Bei genauerer Betrachtung stellt sich jedoch die Frage, ob äußere Einflüsse die Macht besitzen, wahre Liebe in todbringenden Hass umzuwandeln, denn dass ihre Liebe stark und sogar himmlisch sei, davon sind beide Figuren, sowohl Ferdinand als auch Luise, überzeugt. Man muss also untersuchen, welchen Anteil die Kabale am Scheitern der Liebe tatsächlich hat oder ob sie nur der Katalysator für eine bereits vorhandene Krise in der Beziehung zwischen der Bürgerstochter und dem Major ist.

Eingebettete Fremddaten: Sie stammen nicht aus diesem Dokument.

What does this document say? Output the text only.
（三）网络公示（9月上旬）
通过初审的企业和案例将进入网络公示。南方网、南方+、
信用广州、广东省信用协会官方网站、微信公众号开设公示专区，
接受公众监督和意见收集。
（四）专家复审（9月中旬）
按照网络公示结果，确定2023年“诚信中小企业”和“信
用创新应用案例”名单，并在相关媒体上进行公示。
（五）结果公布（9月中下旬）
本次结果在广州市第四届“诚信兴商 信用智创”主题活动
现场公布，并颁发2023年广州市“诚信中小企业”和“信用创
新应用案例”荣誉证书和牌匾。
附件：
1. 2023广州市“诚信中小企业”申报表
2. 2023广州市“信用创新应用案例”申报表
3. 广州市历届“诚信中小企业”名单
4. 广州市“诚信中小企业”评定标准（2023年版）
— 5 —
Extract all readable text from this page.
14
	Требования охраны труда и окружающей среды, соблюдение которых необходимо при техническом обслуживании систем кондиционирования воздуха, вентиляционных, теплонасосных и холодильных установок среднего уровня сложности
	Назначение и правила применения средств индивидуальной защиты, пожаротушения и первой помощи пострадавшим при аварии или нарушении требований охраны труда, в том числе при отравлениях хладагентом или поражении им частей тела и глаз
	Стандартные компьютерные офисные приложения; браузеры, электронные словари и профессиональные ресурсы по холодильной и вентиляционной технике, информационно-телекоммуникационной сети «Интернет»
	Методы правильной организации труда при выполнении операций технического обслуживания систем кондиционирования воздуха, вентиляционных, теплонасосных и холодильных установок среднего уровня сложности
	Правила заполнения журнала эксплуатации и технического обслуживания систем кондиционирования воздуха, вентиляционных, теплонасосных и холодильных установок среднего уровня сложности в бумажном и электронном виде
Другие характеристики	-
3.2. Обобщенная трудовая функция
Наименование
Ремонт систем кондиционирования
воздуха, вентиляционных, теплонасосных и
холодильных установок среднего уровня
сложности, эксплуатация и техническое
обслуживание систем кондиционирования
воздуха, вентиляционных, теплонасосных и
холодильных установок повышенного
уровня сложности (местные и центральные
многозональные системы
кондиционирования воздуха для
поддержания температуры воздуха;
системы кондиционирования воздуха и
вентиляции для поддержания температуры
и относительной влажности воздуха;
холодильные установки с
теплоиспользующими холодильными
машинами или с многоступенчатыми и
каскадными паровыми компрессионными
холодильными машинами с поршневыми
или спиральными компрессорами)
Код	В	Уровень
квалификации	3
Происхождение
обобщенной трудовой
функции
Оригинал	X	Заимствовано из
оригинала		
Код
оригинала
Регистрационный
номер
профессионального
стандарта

Im Folgenden möchte ich die innere Problematik zwischen zwei Figuren beleuchten, die verschiedener kaum sein könnten. Dabei werde ich auf die einzelnen Ursachen der Verständnisbarrieren zwischen Luise und Ferdinand eingehen: auf ihre unterschiedliche Herkunft und Erziehung, ihr Vaterverhältnis und ihre moralischen sowie religiösen Vorstellungen.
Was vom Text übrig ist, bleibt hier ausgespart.